The listing, under the name "HotFreakyCpl," gave explicit sexual preferences and fantasies, including role-playing as "student/teacher." It was this reference that prompted school officials to investigate.

However, the teacher said the material was posted without his permission by a girlfriend. He removed the posting and was not disciplined, Vaughn said.

Another Chicago teacher's blog--which she describes as "an extension of a larger piece of work, detailing, analyzing, and releasing my frustrations with the public school system of Chicago"--recently drew the ire of a parent furious about the classroom details. The parent, who wrote to the Tribune that she has no idea where the teacher works but knew the teacher's name from unrelated Web postings, also forwarded a copy of the teacher's blog to district officials.

"Flute player removed for not practicing, arguing with classmates, writing a suicide note, eventually transferred out of the school because her mother didn't believe her daughter wrote it," the teacher wrote in her account. "Piano class.

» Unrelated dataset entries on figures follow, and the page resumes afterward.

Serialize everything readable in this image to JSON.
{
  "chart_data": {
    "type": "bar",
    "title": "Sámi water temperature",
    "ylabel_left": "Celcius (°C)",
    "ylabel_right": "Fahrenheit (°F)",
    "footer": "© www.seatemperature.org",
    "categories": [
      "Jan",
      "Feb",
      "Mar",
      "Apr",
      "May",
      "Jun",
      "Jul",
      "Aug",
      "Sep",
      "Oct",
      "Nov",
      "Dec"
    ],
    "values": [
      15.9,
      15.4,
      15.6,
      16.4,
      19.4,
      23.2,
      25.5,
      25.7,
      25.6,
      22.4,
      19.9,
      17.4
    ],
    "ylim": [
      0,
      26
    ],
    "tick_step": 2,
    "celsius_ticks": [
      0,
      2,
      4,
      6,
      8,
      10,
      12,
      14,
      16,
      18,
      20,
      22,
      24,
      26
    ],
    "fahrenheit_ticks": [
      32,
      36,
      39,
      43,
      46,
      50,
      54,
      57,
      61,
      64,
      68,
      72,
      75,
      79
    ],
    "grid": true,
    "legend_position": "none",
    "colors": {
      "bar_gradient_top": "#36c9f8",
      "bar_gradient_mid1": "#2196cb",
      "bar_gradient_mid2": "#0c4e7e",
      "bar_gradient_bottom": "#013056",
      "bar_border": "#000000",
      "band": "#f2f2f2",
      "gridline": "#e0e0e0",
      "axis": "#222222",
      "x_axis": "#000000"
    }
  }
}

Kid blows nose in music book, throws it on the floor. Caught 2 girls passing marijuana around the classroom in a balled up newspaper. Both students were escorted out and taken by police."

In this case, the teacher will not face discipline because she does not identify the name of her school or her students in the blog. The teacher uses a screen name and not her real name, although she does include a link to a picture of herself on vacation."If there is no way to pin it down to a specific school, there is no issue with privacy," Vaughn said.